Barack Obama was the president who on entering the White House promised an era of "smart government." It was Barack Obama who told graduates at Ohio State that the government is good. In that light, the Axelrod admission is historic. Historic because it was during Franklin Roosevelt's presidency that liberal policy makers and intellectuals promised good government forever via something called the administrative state—in which dedicated bureaucrats would carry out benevolent public policies designed by smart social scientists.
This belief is in a state of collapse, largely for the reason Mr. Axelrod described. In the first Obama term, the Obama Democrats enacted the Affordable Care Act and Dodd-Frank. Both were supposed to represent the promise of a benign administrative state. Both these new laws are—in an awful but apt word—un-implementable. After decades of nonstop legislating, we've arrived at laws so "vast" and so complex that the bureaucracies cannot figure out how to implement them.
A few months ago at a health-care conference, the chief information officer for the Centers for Medicare and Medicaid Services said of the Affordable Care Act's coming insurance exchanges, "Let's just make sure it's not a third-world experience." The Volcker rule, at the center of 2010's Dodd-Frank, still doesn't exist because the bureaucracies can't decipher how to write it.

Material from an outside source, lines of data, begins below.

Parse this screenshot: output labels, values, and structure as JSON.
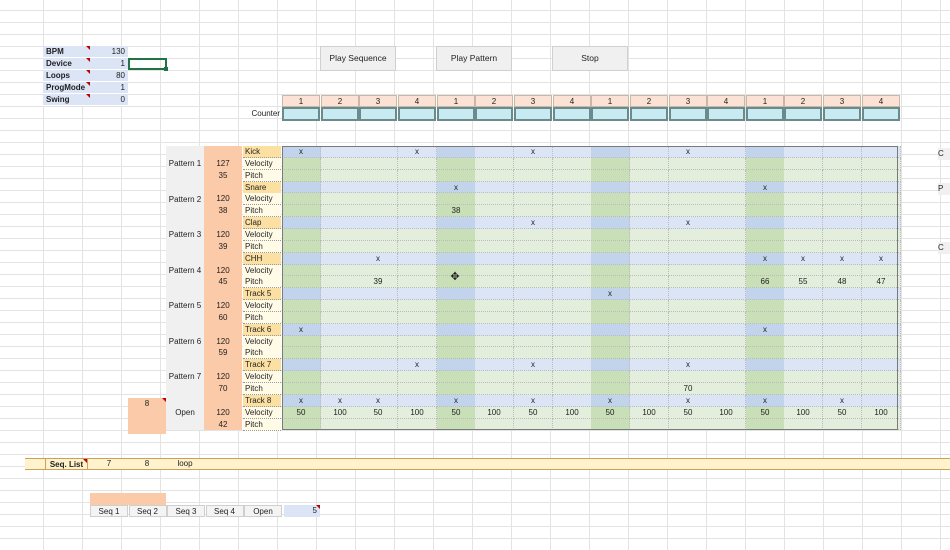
{
  "params": [
    {
      "label": "BPM",
      "value": "130"
    },
    {
      "label": "Device",
      "value": "1"
    },
    {
      "label": "Loops",
      "value": "80"
    },
    {
      "label": "ProgMode",
      "value": "1"
    },
    {
      "label": "Swing",
      "value": "0"
    }
  ],
  "buttons": {
    "play_sequence": "Play Sequence",
    "play_pattern": "Play Pattern",
    "stop": "Stop"
  },
  "beat_headers": [
    "1",
    "2",
    "3",
    "4",
    "1",
    "2",
    "3",
    "4",
    "1",
    "2",
    "3",
    "4",
    "1",
    "2",
    "3",
    "4"
  ],
  "counter_label": "Counter",
  "patterns": [
    {
      "name": "Pattern 1",
      "velocity": "127",
      "pitch": "35",
      "track": "Kick",
      "vel_label": "Velocity",
      "pitch_label": "Pitch"
    },
    {
      "name": "Pattern 2",
      "velocity": "120",
      "pitch": "38",
      "track": "Snare",
      "vel_label": "Velocity",
      "pitch_label": "Pitch"
    },
    {
      "name": "Pattern 3",
      "velocity": "120",
      "pitch": "39",
      "track": "Clap",
      "vel_label": "Velocity",
      "pitch_label": "Pitch"
    },
    {
      "name": "Pattern 4",
      "velocity": "120",
      "pitch": "45",
      "track": "CHH",
      "vel_label": "Velocity",
      "pitch_label": "Pitch"
    },
    {
      "name": "Pattern 5",
      "velocity": "120",
      "pitch": "60",
      "track": "Track 5",
      "vel_label": "Velocity",
      "pitch_label": "Pitch"
    },
    {
      "name": "Pattern 6",
      "velocity": "120",
      "pitch": "59",
      "track": "Track 6",
      "vel_label": "Velocity",
      "pitch_label": "Pitch"
    },
    {
      "name": "Pattern 7",
      "velocity": "120",
      "pitch": "70",
      "track": "Track 7",
      "vel_label": "Velocity",
      "pitch_label": "Pitch"
    },
    {
      "name": "Open",
      "velocity": "120",
      "pitch": "42",
      "track": "Track 8",
      "vel_label": "Velocity",
      "pitch_label": "Pitch"
    }
  ],
  "step_cells": [
    {
      "row": 0,
      "col": 0,
      "text": "x"
    },
    {
      "row": 0,
      "col": 3,
      "text": "x"
    },
    {
      "row": 0,
      "col": 6,
      "text": "x"
    },
    {
      "row": 0,
      "col": 10,
      "text": "x"
    },
    {
      "row": 3,
      "col": 4,
      "text": "x"
    },
    {
      "row": 3,
      "col": 12,
      "text": "x"
    },
    {
      "row": 5,
      "col": 4,
      "text": "38"
    },
    {
      "row": 6,
      "col": 6,
      "text": "x"
    },
    {
      "row": 6,
      "col": 10,
      "text": "x"
    },
    {
      "row": 9,
      "col": 2,
      "text": "x"
    },
    {
      "row": 9,
      "col": 12,
      "text": "x"
    },
    {
      "row": 9,
      "col": 13,
      "text": "x"
    },
    {
      "row": 9,
      "col": 14,
      "text": "x"
    },
    {
      "row": 9,
      "col": 15,
      "text": "x"
    },
    {
      "row": 11,
      "col": 2,
      "text": "39"
    },
    {
      "row": 11,
      "col": 12,
      "text": "66"
    },
    {
      "row": 11,
      "col": 13,
      "text": "55"
    },
    {
      "row": 11,
      "col": 14,
      "text": "48"
    },
    {
      "row": 11,
      "col": 15,
      "text": "47"
    },
    {
      "row": 12,
      "col": 8,
      "text": "x"
    },
    {
      "row": 15,
      "col": 0,
      "text": "x"
    },
    {
      "row": 15,
      "col": 12,
      "text": "x"
    },
    {
      "row": 18,
      "col": 3,
      "text": "x"
    },
    {
      "row": 18,
      "col": 6,
      "text": "x"
    },
    {
      "row": 18,
      "col": 10,
      "text": "x"
    },
    {
      "row": 20,
      "col": 10,
      "text": "70"
    },
    {
      "row": 21,
      "col": 0,
      "text": "x"
    },
    {
      "row": 21,
      "col": 1,
      "text": "x"
    },
    {
      "row": 21,
      "col": 2,
      "text": "x"
    },
    {
      "row": 21,
      "col": 4,
      "text": "x"
    },
    {
      "row": 21,
      "col": 6,
      "text": "x"
    },
    {
      "row": 21,
      "col": 8,
      "text": "x"
    },
    {
      "row": 21,
      "col": 10,
      "text": "x"
    },
    {
      "row": 21,
      "col": 12,
      "text": "x"
    },
    {
      "row": 21,
      "col": 14,
      "text": "x"
    },
    {
      "row": 22,
      "col": 0,
      "text": "50"
    },
    {
      "row": 22,
      "col": 1,
      "text": "100"
    },
    {
      "row": 22,
      "col": 2,
      "text": "50"
    },
    {
      "row": 22,
      "col": 3,
      "text": "100"
    },
    {
      "row": 22,
      "col": 4,
      "text": "50"
    },
    {
      "row": 22,
      "col": 5,
      "text": "100"
    },
    {
      "row": 22,
      "col": 6,
      "text": "50"
    },
    {
      "row": 22,
      "col": 7,
      "text": "100"
    },
    {
      "row": 22,
      "col": 8,
      "text": "50"
    },
    {
      "row": 22,
      "col": 9,
      "text": "100"
    },
    {
      "row": 22,
      "col": 10,
      "text": "50"
    },
    {
      "row": 22,
      "col": 11,
      "text": "100"
    },
    {
      "row": 22,
      "col": 12,
      "text": "50"
    },
    {
      "row": 22,
      "col": 13,
      "text": "100"
    },
    {
      "row": 22,
      "col": 14,
      "text": "50"
    },
    {
      "row": 22,
      "col": 15,
      "text": "100"
    }
  ],
  "open_count": "8",
  "seq_list": {
    "label": "Seq. List",
    "values": [
      "7",
      "8"
    ],
    "loop": "loop"
  },
  "seq_tabs": [
    "Seq 1",
    "Seq 2",
    "Seq 3",
    "Seq 4",
    "Open"
  ],
  "seq_value": "5",
  "right_edge": [
    "C",
    "P",
    "C"
  ]
}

In an article this week in the Hill newspaper, a reporter put to an official in the Obama administration the argument that the IRS scandal and the Justice Department's penetrations of the Associated Press and Fox News suggest the federal government has too much power. "I don't buy that," the official replied. "These things are totally newsworthy and valid points for conversation. But they don't string together to make a compelling philosophical argument."
Yes they do.
It isn't just these scandals. Rather than delivering good, smart or transparent government, the Obama policy squads are doing what happens after they realize the "good" model isn't working as they planned. Then we get what's coming to light now—government that coerces people or pushes past the law's limits. This is government gone wild.
Here are two examples of the coercion default. The first is the administration's use of "disparate impact," a statistical divining rod deployed in a widening array of federal antidiscrimination lawsuits. Its leading proponent is Thomas Perez, the Justice Department official Mr. Obama nominated to be secretary of labor, a department whose enforcement powers blanket the workplace. A Senate vote for Mr. Perez is to confirm disparate impact to the outer federal galaxy.

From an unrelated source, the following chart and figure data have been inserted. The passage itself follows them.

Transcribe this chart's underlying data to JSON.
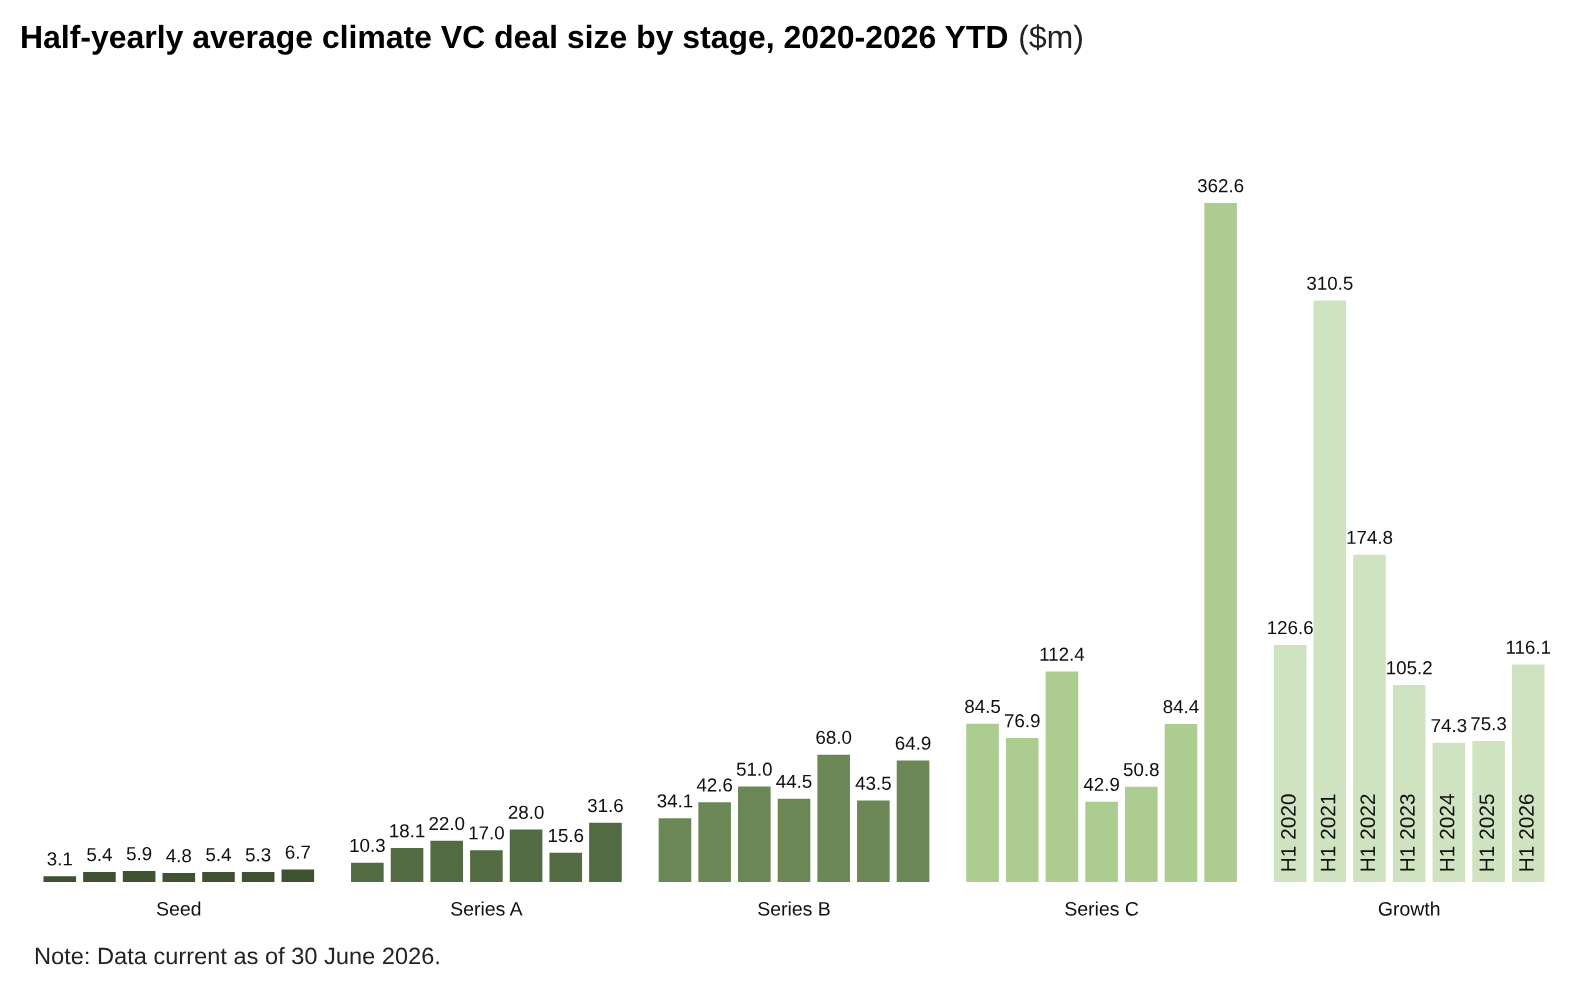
{
  "chart_data": {
    "type": "bar",
    "title": "Half-yearly average climate VC deal size by stage, 2020-2026 YTD",
    "subtitle": "($m)",
    "annotations": [
      "Note: Data current as of 30 June 2026."
    ],
    "categories": [
      "Seed",
      "Series A",
      "Series B",
      "Series C",
      "Growth"
    ],
    "series": [
      {
        "name": "H1 2020",
        "colors": [
          "#3e5131",
          "#536b42",
          "#6b8756",
          "#adcc90",
          "#d0e3c1"
        ],
        "values": [
          3.1,
          10.3,
          34.1,
          84.5,
          126.6
        ],
        "value_labels": [
          "3.1",
          "10.3",
          "34.1",
          "84.5",
          "126.6"
        ]
      },
      {
        "name": "H1 2021",
        "colors": [
          "#3e5131",
          "#536b42",
          "#6b8756",
          "#adcc90",
          "#d0e3c1"
        ],
        "values": [
          5.4,
          18.1,
          42.6,
          76.9,
          310.5
        ],
        "value_labels": [
          "5.4",
          "18.1",
          "42.6",
          "76.9",
          "310.5"
        ]
      },
      {
        "name": "H1 2022",
        "colors": [
          "#3e5131",
          "#536b42",
          "#6b8756",
          "#adcc90",
          "#d0e3c1"
        ],
        "values": [
          5.9,
          22.0,
          51.0,
          112.4,
          174.8
        ],
        "value_labels": [
          "5.9",
          "22.0",
          "51.0",
          "112.4",
          "174.8"
        ]
      },
      {
        "name": "H1 2023",
        "colors": [
          "#3e5131",
          "#536b42",
          "#6b8756",
          "#adcc90",
          "#d0e3c1"
        ],
        "values": [
          4.8,
          17.0,
          44.5,
          42.9,
          105.2
        ],
        "value_labels": [
          "4.8",
          "17.0",
          "44.5",
          "42.9",
          "105.2"
        ]
      },
      {
        "name": "H1 2024",
        "colors": [
          "#3e5131",
          "#536b42",
          "#6b8756",
          "#adcc90",
          "#d0e3c1"
        ],
        "values": [
          5.4,
          28.0,
          68.0,
          50.8,
          74.3
        ],
        "value_labels": [
          "5.4",
          "28.0",
          "68.0",
          "50.8",
          "74.3"
        ]
      },
      {
        "name": "H1 2025",
        "colors": [
          "#3e5131",
          "#536b42",
          "#6b8756",
          "#adcc90",
          "#d0e3c1"
        ],
        "values": [
          5.3,
          15.6,
          43.5,
          84.4,
          75.3
        ],
        "value_labels": [
          "5.3",
          "15.6",
          "43.5",
          "84.4",
          "75.3"
        ]
      },
      {
        "name": "H1 2026",
        "colors": [
          "#3e5131",
          "#536b42",
          "#6b8756",
          "#adcc90",
          "#d0e3c1"
        ],
        "values": [
          6.7,
          31.6,
          64.9,
          362.6,
          116.1
        ],
        "value_labels": [
          "6.7",
          "31.6",
          "64.9",
          "362.6",
          "116.1"
        ]
      }
    ],
    "tick_labels": "x",
    "grid": false,
    "legend": false
  }
}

Then there is ObamaCare's Independent Payment Advisory Board. This 15-member panel will order change in the health-care industry. Both of these represent a level of coercion—call it command-and-obey—that is alien to the American experience. Years hence, federal Dilberts toiling in some IRS outpost in Omaha will be blamed for abusive ObamaCare prosecutions. How is a busy president to know about beatings in the provinces?
The IRS audit scandal is this government's most famous break through the boundaries of the law. But arguably the greater grab for extralegal power was the president's 2012 "recess" appointments—overturned by an appellate court—to the National Labor Relations Board and Consumer Financial Protection Bureau. Mr. Obama's goal was to get two potent bureaucracies in motion producing command-and-obey rules. The recess appointments and Cincinnati audits spring from the same well.
The idea that banks can grow too big to fail is seen by many as a danger to the system. The proposition forcing itself into public discussion in the second Obama term is that the government in Washington can become too big to be good.